先日、たまたまテレビをつけたら、参議院予算委員会の中継が放送されていました。
ふだん、あまり積極的には見ない方ですが(関心を持たないといけませんが・・・)ある議員が、賃上げ促進税制の利用率は?と質問していたので、税理士に関わることです。しばらく聞いていました。
それに対して経産省の担当者の回答は、直近の年度で5%を切っている数字で、びっくりしました。
「賃上げ促進税制」とは、会社が、雇用者の給与を前年と比べて1.5%増加した場合、その増加額の15%を法人税から控除するというものです。さらに、給与が2.5%増加した場合は15%を追加で控除、教育訓練費の額が前年より10%増加した場合は、さらに法人税額からの控除額を10%追加で控除できるというものです。
一見、大盤振る舞いのようですが、意外に適用できる中小企業は少なく、効果がでてないようですね。
この制度、平成25年くらいから確かスタートしたのですが、私の当時の経験上、結構適用する顧客の企業は多かったです。

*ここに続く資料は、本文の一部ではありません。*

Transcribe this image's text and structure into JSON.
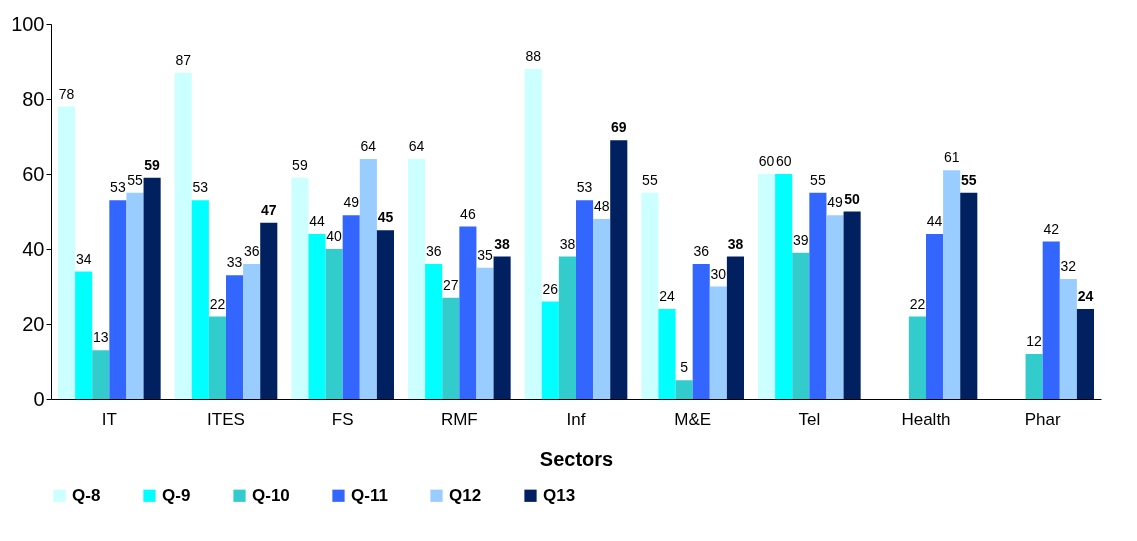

当時の制度は非常に複雑で計算も大変でしたが、徐々に簡素化されて、現状はやりやすくはなっているのですが、適用企業は意外に少ないんですね。
私の顧問先企業様においては、各従業員さんの給与は賃上げの努力をされています。ところが、近年の人手不足による人材流出や募集しても集まらないなど、給与合計では減少してしまう状況です。また、DX化を進めたために、効率化が進み、一人一人の給与は増加していても、人件費合計では減少してしまうのです。
この税制では、使い勝手だけを重視しているために、人件費合計で〇%増加したという点だけで適用されるため、中小企業には現実的ではないのです。